Health care providers should never intentionally overcharge the Medicare program, but it appears the practice is widespread. Saint Barnabas entered into a “corporate integrity agreement” in which it promised to take a series of steps to ensure compliance with Medicare regulations and policies in the future. The suit had been filed in U.S. District Court in Philadelphia on behalf of two whistleblowers. A similar suit was filed in U.S. District Court in New Jersey on behalf of a third person.

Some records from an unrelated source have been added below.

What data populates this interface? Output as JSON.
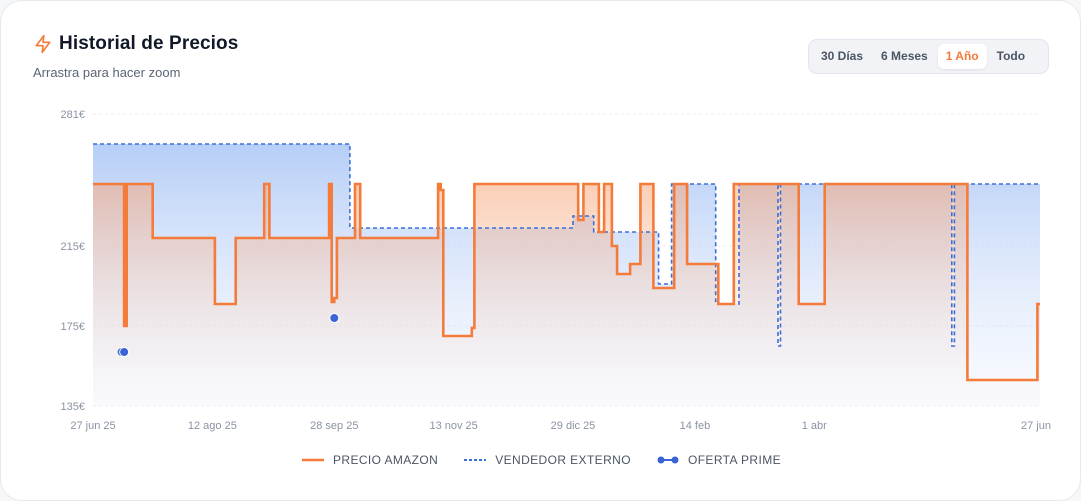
{
  "header": {
    "title": "Historial de Precios",
    "subtitle": "Arrastra para hacer zoom",
    "icon": "lightning-icon"
  },
  "range_buttons": [
    {
      "label": "30 Días",
      "active": false
    },
    {
      "label": "6 Meses",
      "active": false
    },
    {
      "label": "1 Año",
      "active": true
    },
    {
      "label": "Todo",
      "active": false
    }
  ],
  "legend": {
    "amazon": "PRECIO AMAZON",
    "external": "VENDEDOR EXTERNO",
    "prime": "OFERTA PRIME"
  },
  "colors": {
    "amazon": "#f47b3a",
    "external": "#3b6fd8",
    "prime": "#3b63d4",
    "accent": "#f47b3a"
  },
  "chart_data": {
    "type": "line",
    "step": true,
    "x_start": "2025-06-27",
    "x_end": "2026-06-27",
    "x_ticks": [
      {
        "date": "2025-06-27",
        "label": "27 jun 25"
      },
      {
        "date": "2025-08-12",
        "label": "12 ago 25"
      },
      {
        "date": "2025-09-28",
        "label": "28 sep 25"
      },
      {
        "date": "2025-11-13",
        "label": "13 nov 25"
      },
      {
        "date": "2025-12-29",
        "label": "29 dic 25"
      },
      {
        "date": "2026-02-14",
        "label": "14 feb"
      },
      {
        "date": "2026-04-01",
        "label": "1 abr"
      },
      {
        "date": "2026-06-27",
        "label": "27 jun"
      }
    ],
    "y_ticks": [
      {
        "value": 135,
        "label": "135€"
      },
      {
        "value": 175,
        "label": "175€"
      },
      {
        "value": 215,
        "label": "215€"
      },
      {
        "value": 281,
        "label": "281€"
      }
    ],
    "ylim": [
      135,
      281
    ],
    "grid": true,
    "legend_position": "bottom",
    "series": [
      {
        "name": "PRECIO AMAZON",
        "style": "solid",
        "points": [
          [
            "2025-06-27",
            246
          ],
          [
            "2025-07-09",
            246
          ],
          [
            "2025-07-09",
            175
          ],
          [
            "2025-07-10",
            175
          ],
          [
            "2025-07-10",
            246
          ],
          [
            "2025-07-20",
            246
          ],
          [
            "2025-07-20",
            219
          ],
          [
            "2025-08-13",
            219
          ],
          [
            "2025-08-13",
            186
          ],
          [
            "2025-08-21",
            186
          ],
          [
            "2025-08-21",
            219
          ],
          [
            "2025-09-01",
            219
          ],
          [
            "2025-09-01",
            246
          ],
          [
            "2025-09-03",
            246
          ],
          [
            "2025-09-03",
            219
          ],
          [
            "2025-09-26",
            219
          ],
          [
            "2025-09-26",
            246
          ],
          [
            "2025-09-27",
            246
          ],
          [
            "2025-09-27",
            187
          ],
          [
            "2025-09-28",
            187
          ],
          [
            "2025-09-28",
            189
          ],
          [
            "2025-09-29",
            189
          ],
          [
            "2025-09-29",
            219
          ],
          [
            "2025-10-06",
            219
          ],
          [
            "2025-10-06",
            246
          ],
          [
            "2025-10-08",
            246
          ],
          [
            "2025-10-08",
            219
          ],
          [
            "2025-11-07",
            219
          ],
          [
            "2025-11-07",
            246
          ],
          [
            "2025-11-08",
            246
          ],
          [
            "2025-11-08",
            243
          ],
          [
            "2025-11-09",
            243
          ],
          [
            "2025-11-09",
            170
          ],
          [
            "2025-11-20",
            170
          ],
          [
            "2025-11-20",
            174
          ],
          [
            "2025-11-21",
            174
          ],
          [
            "2025-11-21",
            246
          ],
          [
            "2025-12-31",
            246
          ],
          [
            "2025-12-31",
            228
          ],
          [
            "2026-01-02",
            228
          ],
          [
            "2026-01-02",
            246
          ],
          [
            "2026-01-08",
            246
          ],
          [
            "2026-01-08",
            222
          ],
          [
            "2026-01-10",
            222
          ],
          [
            "2026-01-10",
            246
          ],
          [
            "2026-01-13",
            246
          ],
          [
            "2026-01-13",
            215
          ],
          [
            "2026-01-15",
            215
          ],
          [
            "2026-01-15",
            201
          ],
          [
            "2026-01-20",
            201
          ],
          [
            "2026-01-20",
            206
          ],
          [
            "2026-01-24",
            206
          ],
          [
            "2026-01-24",
            246
          ],
          [
            "2026-01-29",
            246
          ],
          [
            "2026-01-29",
            194
          ],
          [
            "2026-02-06",
            194
          ],
          [
            "2026-02-06",
            246
          ],
          [
            "2026-02-11",
            246
          ],
          [
            "2026-02-11",
            206
          ],
          [
            "2026-02-23",
            206
          ],
          [
            "2026-02-23",
            186
          ],
          [
            "2026-03-01",
            186
          ],
          [
            "2026-03-01",
            246
          ],
          [
            "2026-03-26",
            246
          ],
          [
            "2026-03-26",
            186
          ],
          [
            "2026-04-05",
            186
          ],
          [
            "2026-04-05",
            246
          ],
          [
            "2026-05-30",
            246
          ],
          [
            "2026-05-30",
            148
          ],
          [
            "2026-06-26",
            148
          ],
          [
            "2026-06-26",
            186
          ],
          [
            "2026-06-27",
            186
          ]
        ]
      },
      {
        "name": "VENDEDOR EXTERNO",
        "style": "dashed",
        "points": [
          [
            "2025-06-27",
            266
          ],
          [
            "2025-10-04",
            266
          ],
          [
            "2025-10-04",
            224
          ],
          [
            "2025-12-29",
            224
          ],
          [
            "2025-12-29",
            230
          ],
          [
            "2026-01-06",
            230
          ],
          [
            "2026-01-06",
            222
          ],
          [
            "2026-01-31",
            222
          ],
          [
            "2026-01-31",
            196
          ],
          [
            "2026-02-05",
            196
          ],
          [
            "2026-02-05",
            246
          ],
          [
            "2026-02-22",
            246
          ],
          [
            "2026-02-22",
            186
          ],
          [
            "2026-03-03",
            186
          ],
          [
            "2026-03-03",
            246
          ],
          [
            "2026-03-18",
            246
          ],
          [
            "2026-03-18",
            165
          ],
          [
            "2026-03-19",
            165
          ],
          [
            "2026-03-19",
            246
          ],
          [
            "2026-05-24",
            246
          ],
          [
            "2026-05-24",
            165
          ],
          [
            "2026-05-25",
            165
          ],
          [
            "2026-05-25",
            246
          ],
          [
            "2026-06-27",
            246
          ]
        ]
      },
      {
        "name": "OFERTA PRIME",
        "style": "points",
        "points": [
          [
            "2025-07-08",
            162
          ],
          [
            "2025-07-09",
            162
          ],
          [
            "2025-09-28",
            179
          ]
        ]
      }
    ]
  }
}
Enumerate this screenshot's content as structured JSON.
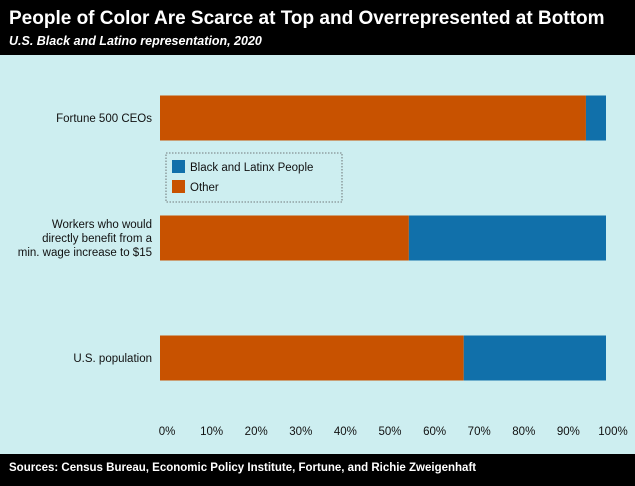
{
  "header": {
    "title": "People of Color Are Scarce at Top and Overrepresented at Bottom",
    "subtitle": "U.S. Black and Latino representation, 2020"
  },
  "footer": {
    "source": "Sources: Census Bureau, Economic Policy Institute, Fortune, and Richie Zweigenhaft"
  },
  "colors": {
    "black_latinx": "#1170aa",
    "other": "#c85200",
    "plot_background": "#cdeef0"
  },
  "chart_data": {
    "type": "bar",
    "orientation": "horizontal",
    "stacked": true,
    "title": "People of Color Are Scarce at Top and Overrepresented at Bottom",
    "subtitle": "U.S. Black and Latino representation, 2020",
    "categories": [
      [
        "Fortune 500 CEOs"
      ],
      [
        "Workers who would",
        "directly benefit from a",
        "min. wage increase to $15"
      ],
      [
        "U.S. population"
      ]
    ],
    "series": [
      {
        "name": "Other",
        "values": [
          95.5,
          55.8,
          68.1
        ]
      },
      {
        "name": "Black and Latinx People",
        "values": [
          4.5,
          44.2,
          31.9
        ]
      }
    ],
    "xlim": [
      0,
      100
    ],
    "x_ticks": [
      "0%",
      "10%",
      "20%",
      "30%",
      "40%",
      "50%",
      "60%",
      "70%",
      "80%",
      "90%",
      "100%"
    ],
    "legend": {
      "placement": "upper-left inside",
      "entries": [
        "Black and Latinx People",
        "Other"
      ]
    },
    "grid": false
  }
}
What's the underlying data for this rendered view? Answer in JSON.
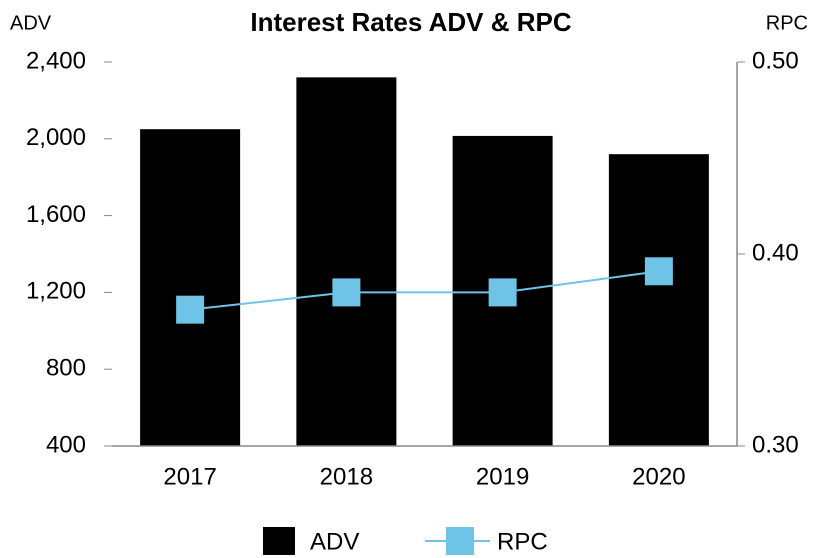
{
  "chart_data": {
    "type": "bar",
    "title": "Interest Rates ADV & RPC",
    "y_label": "ADV",
    "y2_label": "RPC",
    "categories": [
      "2017",
      "2018",
      "2019",
      "2020"
    ],
    "series": [
      {
        "name": "ADV",
        "type": "bar",
        "color": "#000000",
        "values": [
          2050,
          2320,
          2015,
          1920
        ]
      },
      {
        "name": "RPC",
        "type": "line",
        "axis": "y2",
        "color": "#6ec3e6",
        "values": [
          0.371,
          0.38,
          0.38,
          0.391
        ]
      }
    ],
    "ylim": [
      400,
      2400
    ],
    "yticks": [
      400,
      800,
      {
        "value": 1200,
        "label": "1,200"
      },
      {
        "value": 1600,
        "label": "1,600"
      },
      {
        "value": 2000,
        "label": "2,000"
      },
      {
        "value": 2400,
        "label": "2,400"
      }
    ],
    "y2lim": [
      0.3,
      0.5
    ],
    "y2ticks": [
      {
        "value": 0.3,
        "label": "0.30"
      },
      {
        "value": 0.4,
        "label": "0.40"
      },
      {
        "value": 0.5,
        "label": "0.50"
      }
    ],
    "legend": "bottom"
  }
}
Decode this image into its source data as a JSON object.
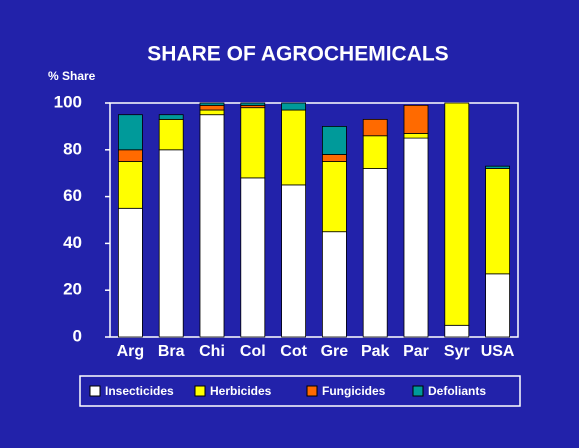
{
  "chart_data": {
    "type": "stacked_bar",
    "title": "SHARE OF AGROCHEMICALS",
    "y_label": "% Share",
    "categories": [
      "Arg",
      "Bra",
      "Chi",
      "Col",
      "Cot",
      "Gre",
      "Pak",
      "Par",
      "Syr",
      "USA"
    ],
    "series": [
      {
        "name": "Insecticides",
        "color": "#ffffff",
        "values": [
          55,
          80,
          95,
          68,
          65,
          45,
          72,
          85,
          5,
          27
        ]
      },
      {
        "name": "Herbicides",
        "color": "#ffff00",
        "values": [
          20,
          13,
          2,
          30,
          32,
          30,
          14,
          2,
          95,
          45
        ]
      },
      {
        "name": "Fungicides",
        "color": "#ff6a00",
        "values": [
          5,
          0,
          2,
          1,
          0,
          3,
          7,
          12,
          0,
          0
        ]
      },
      {
        "name": "Defoliants",
        "color": "#009a9a",
        "values": [
          15,
          2,
          1,
          1,
          3,
          12,
          0,
          0,
          0,
          1
        ]
      }
    ],
    "ylim": [
      0,
      100
    ],
    "yticks": [
      0,
      20,
      40,
      60,
      80,
      100
    ],
    "grid": false,
    "legend": "bottom"
  }
}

These suits, filed in November 2002, sparked a massive federal investigation involving both the Philadelphia and New Jersey U.S. Attorney’s offices; the Justice Department’s Civil Division in Washington, D.C.; the FBI; the Department of Health and Human Services’ Office of Inspector General; the Centers for Medicare and Medicaid Services; and the U.S. Postal inspectors. It should be noted that whistleblowers are responsible for uncovering a great deal of fraud committed against the federal government. For years, until people started using the False Claims Act, much of this fraud went unreported. Now some powerful lobby groups are trying to stop whistleblower lawsuits. Hopefully, they will fail.